In southern Colorado is a county named Huerfano, a word that means "orphan" in Spanish. About sixty miles north of the New Mexico border off I-25, you can't miss the county's namesake: Huerfano Butte. This lone volcanic plug lies east of the highway among scattered sagebrush and yucca plants. It seems lonely, lost on the prairie, far removed from the lofty peaks to the west.

Another 150 miles north of Huerfano Butte, a busy, bustling street cuts through the heart of downtown Denver. Broadway is home to our finest old hotel and is one block distant from the city's tallest building. As Denver grew, a good number of its original buildings fell victim to progress, demolished to make way for skyscrapers and modern edifices. But there remain many historical places mixed in among the sterile, gleaming towers of glass.

One such place sits near the corner of 20th and Broadway--busy street in front, light rail train station at the rear, three diminutive stories dwarfed by towering luxury condominiums--an urban orphan far removed from its contemporaries.

Using a configuration common at the time, the exterior walls were designed to make best use of space on a wedge-shaped lot. Looking at the building from the rear it seems unremarkable, plain, with three square sides. But standing at the northwest corner, the triangular walls appear much like the pointed end of a large slice of architectural pie.

It may not have a fascinating background chronicled in newspaper archives. Its facade is not likely to be featured in the western history photographic collection at the Denver Public Library. Yet 1980 Broadway has a past I cannot forget.

Some time after my family moved to the Denver area, my grandfather followed to be near his youngest daughter and son. For a while in the early sixties he lived at 1980 Broadway, where we visited him from time to time. A trip to downtown Denver from our quiet suburb was always an adventure. I remember peering out the car window as we passed buildings no more than four or five stories, inconceivable heights to a little girl used to living in a small ranch-style home.

Even now I can close my eyes and be transported back in time to the boarding house where grampa lived.

Through the front door is the lobby and a dark, smoky sitting area with decrepit furniture, upright piano shoved against the staircase wall. The steep staircase heads straight up one side of the building. Grampa's apartment is at the very top of that dark, forbidding stairwell.

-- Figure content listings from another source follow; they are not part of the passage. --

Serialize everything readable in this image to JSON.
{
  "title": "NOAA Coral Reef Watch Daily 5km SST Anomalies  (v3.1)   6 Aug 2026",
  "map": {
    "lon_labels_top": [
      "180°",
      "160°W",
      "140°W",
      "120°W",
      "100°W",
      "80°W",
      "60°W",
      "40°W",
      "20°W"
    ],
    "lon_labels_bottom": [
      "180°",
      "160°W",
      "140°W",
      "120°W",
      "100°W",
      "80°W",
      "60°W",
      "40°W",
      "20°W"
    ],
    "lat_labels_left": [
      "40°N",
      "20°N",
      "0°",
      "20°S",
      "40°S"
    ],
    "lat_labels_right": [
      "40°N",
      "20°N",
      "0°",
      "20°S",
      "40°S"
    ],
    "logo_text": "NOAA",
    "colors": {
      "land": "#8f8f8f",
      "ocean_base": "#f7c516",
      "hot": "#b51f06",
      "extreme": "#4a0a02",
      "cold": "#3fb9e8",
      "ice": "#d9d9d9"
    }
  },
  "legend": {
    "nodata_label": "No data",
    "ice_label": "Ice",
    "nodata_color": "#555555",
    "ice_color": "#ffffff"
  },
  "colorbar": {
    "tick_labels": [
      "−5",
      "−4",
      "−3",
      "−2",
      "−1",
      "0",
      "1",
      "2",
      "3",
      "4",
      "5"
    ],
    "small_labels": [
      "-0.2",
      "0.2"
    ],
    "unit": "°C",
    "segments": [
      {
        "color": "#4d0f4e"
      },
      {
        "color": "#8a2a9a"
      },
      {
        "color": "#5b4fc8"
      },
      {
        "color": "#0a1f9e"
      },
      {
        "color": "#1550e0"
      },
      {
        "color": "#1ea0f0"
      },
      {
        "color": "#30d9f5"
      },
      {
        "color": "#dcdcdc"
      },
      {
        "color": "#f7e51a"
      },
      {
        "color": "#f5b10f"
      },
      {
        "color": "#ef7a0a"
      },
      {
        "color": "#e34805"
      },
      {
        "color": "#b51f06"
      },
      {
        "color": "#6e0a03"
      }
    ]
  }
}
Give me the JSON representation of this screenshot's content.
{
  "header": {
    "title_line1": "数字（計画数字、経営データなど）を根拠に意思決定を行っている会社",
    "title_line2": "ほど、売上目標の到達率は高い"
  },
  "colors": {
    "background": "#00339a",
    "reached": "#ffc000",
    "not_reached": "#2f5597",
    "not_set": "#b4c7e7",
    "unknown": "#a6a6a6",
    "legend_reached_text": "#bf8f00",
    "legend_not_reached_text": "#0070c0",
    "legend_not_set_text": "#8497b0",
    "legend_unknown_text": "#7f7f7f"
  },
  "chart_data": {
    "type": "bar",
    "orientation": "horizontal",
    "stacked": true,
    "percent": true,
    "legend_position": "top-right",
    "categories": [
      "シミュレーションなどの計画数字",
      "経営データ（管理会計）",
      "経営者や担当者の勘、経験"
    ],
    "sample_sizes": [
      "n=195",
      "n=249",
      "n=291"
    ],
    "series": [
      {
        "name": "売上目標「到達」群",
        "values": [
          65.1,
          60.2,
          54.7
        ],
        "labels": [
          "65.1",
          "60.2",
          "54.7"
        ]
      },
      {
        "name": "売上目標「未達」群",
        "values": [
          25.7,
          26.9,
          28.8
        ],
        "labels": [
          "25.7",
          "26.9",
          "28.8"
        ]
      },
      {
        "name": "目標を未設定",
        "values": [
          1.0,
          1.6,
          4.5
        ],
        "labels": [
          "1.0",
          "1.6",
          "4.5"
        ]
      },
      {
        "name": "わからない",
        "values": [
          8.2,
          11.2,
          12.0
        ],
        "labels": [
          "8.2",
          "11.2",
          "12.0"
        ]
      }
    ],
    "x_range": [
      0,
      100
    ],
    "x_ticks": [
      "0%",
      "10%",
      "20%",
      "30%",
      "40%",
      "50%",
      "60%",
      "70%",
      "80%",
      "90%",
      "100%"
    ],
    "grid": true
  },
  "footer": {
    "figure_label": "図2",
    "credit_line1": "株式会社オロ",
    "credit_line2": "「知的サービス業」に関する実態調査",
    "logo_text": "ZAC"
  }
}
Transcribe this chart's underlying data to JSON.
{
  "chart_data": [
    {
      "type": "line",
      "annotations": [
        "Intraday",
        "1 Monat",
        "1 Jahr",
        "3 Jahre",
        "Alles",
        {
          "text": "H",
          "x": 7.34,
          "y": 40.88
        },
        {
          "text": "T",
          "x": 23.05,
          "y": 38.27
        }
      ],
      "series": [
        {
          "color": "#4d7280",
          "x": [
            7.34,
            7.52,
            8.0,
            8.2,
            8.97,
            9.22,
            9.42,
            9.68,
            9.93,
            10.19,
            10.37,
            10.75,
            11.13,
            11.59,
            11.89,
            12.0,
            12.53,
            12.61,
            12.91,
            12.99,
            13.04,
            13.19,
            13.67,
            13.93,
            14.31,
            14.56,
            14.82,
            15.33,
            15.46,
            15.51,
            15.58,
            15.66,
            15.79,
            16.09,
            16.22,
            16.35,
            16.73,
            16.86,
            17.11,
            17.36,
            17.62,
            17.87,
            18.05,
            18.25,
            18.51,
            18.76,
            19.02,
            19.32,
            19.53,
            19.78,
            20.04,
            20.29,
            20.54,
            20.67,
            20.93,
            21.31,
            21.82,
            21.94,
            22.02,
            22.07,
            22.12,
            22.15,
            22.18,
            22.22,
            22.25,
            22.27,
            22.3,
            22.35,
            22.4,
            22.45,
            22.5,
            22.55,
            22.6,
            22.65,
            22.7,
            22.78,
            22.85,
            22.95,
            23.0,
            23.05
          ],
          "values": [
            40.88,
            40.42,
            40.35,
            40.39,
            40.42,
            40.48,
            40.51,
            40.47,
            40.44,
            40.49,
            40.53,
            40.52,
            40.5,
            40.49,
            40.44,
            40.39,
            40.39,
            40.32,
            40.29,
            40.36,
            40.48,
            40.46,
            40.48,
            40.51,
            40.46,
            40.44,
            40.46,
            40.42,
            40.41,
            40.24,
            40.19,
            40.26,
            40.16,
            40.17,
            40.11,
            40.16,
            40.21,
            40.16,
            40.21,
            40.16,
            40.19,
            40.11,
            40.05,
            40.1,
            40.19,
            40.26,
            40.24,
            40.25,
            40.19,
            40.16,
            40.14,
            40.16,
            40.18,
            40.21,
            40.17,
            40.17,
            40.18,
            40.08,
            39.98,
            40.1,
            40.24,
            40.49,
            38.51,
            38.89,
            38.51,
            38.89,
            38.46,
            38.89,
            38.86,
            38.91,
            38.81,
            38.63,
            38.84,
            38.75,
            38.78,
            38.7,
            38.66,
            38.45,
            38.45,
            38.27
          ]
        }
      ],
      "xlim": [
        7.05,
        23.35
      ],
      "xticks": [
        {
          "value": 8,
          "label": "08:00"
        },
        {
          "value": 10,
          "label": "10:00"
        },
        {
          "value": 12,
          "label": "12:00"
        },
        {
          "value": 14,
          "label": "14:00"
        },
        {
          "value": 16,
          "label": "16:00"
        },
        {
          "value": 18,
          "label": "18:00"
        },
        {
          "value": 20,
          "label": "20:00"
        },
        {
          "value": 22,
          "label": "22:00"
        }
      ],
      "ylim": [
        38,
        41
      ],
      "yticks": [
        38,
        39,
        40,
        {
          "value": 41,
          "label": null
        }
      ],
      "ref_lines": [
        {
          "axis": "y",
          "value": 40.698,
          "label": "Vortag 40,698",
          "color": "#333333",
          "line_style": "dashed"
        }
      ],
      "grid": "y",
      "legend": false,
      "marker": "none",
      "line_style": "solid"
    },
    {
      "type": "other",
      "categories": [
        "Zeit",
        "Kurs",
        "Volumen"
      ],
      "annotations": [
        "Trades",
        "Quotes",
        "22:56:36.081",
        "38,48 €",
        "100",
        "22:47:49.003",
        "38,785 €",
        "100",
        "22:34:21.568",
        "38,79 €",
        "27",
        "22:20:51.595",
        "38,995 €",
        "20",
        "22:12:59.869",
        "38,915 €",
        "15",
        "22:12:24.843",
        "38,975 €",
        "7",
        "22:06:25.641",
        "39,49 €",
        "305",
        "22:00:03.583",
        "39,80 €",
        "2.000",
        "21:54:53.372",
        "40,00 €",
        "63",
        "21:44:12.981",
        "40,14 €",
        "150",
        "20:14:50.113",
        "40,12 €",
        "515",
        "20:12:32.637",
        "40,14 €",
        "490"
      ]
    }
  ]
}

Such a tiny living space! The first thing you see is the sofa bed, then a small table and chair in the corner. Turn left into the tiniest kitchen you could ever imagine, and through another doorway is a bathroom with windows that open onto the most incredible part of his apartment: a fire escape!

My brother and I loved to crawl out the window to that fire escape. Mom and dad would visit with grampa while we indulged ourselves in imaginary New York City-type scenarios on the tiny metal balcony, the likes of which we had never seen before.

Grampa came to live with us before he died. Mom told me that he missed his apartment and the city, where he could walk several blocks to Civic Center Park, meet up with other elderly city dwellers, and talk about the old days while playing checkers.

I'm not sure how this particular building managed to survive Denver's march ever forward and upward. Now it hosts a Budget Rent a Car office, where this week we stopped to visit. The two young women working at the counter were friendly and interested to hear stories about a brief period in the building's history. They told us the upstairs rooms are sealed off, unused and in disrepair. We peered up the dark staircase and saw a mess of cracked, peeling plaster and rickety stairs.

Then came the best part of the day. "Did anyone ever tell you if the building is haunted?" one woman asked. She said that one day she was alone but felt a hand on her shoulder. Another time she witnessed her office chair spinning on its own. Both women have discovered cabinet doors in the back office hanging wide open not long after they were closed.

Whether or not you believe in ghosts as I do, the stories are fun to hear. So I told them my grampa's name, Evan, and said next time something happens... and on the off chance it is him... just say hello.

Now when I pass the building, it won't seem so much like an orphan.